Doma Dolce

    Molti sono convinti che esista la "Doma Dolce", a mio parere, visto che domare vuole significare educare un cavallo e educare a sua volta, vuole dire rompere delle abbitudini e dei modi di fare, per insegnare un soggetto a rispettare dei limiti imposti dal vivere in un branco e/o comunità, la pratica non può essere "dolce". A nessuno piace dover rispettare delle regole imposte, tanto meno ai cavalli, che per loro natura, mai sceglierebbero di condividere i loro spazi e la quotidianità con l'essere umano. Per questo, non credo che si possa rendere piacevole o dolce, questa pratica, è vero che si può non renderla "traumatica".
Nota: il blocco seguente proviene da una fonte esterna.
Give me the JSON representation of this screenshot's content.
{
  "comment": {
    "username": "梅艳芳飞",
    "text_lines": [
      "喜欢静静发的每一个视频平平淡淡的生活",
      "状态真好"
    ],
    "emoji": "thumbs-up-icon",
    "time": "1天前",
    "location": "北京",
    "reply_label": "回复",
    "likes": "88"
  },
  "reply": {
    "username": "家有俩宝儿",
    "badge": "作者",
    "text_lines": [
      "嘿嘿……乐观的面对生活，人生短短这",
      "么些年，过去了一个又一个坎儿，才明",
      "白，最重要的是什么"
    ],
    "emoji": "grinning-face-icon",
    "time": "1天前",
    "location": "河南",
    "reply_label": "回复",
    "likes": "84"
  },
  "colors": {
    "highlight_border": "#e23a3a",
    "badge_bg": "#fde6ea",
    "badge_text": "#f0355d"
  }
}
    Dobbiamo pensare, da amanti dei cavalli, a due sole possibilità, la doma giusta (corretta) e quella sbagliata (scorretta).

    Come affermo, nell'articolo Predisposizione All'obbedienza, sono tre le metologie per ottenere questo risultato. Anche nella coercizione, c'è, se fatta con i principi originali, un senso, che era valido nel periodo e nei tempi dove necessitava ottenere dei risultati a breve termine, ma oggi giorno ha perso complettamente la sua funzione. Non esiste più nessun urgenza, per ottenere i risultati velocemente a discapito dell'integrità del cavallo, sia noi che loro, viviamo molto più a lungo, senza togliere il fatto che ora mai il cavallo non è più fattore essenziale per la nostra soppravivenza!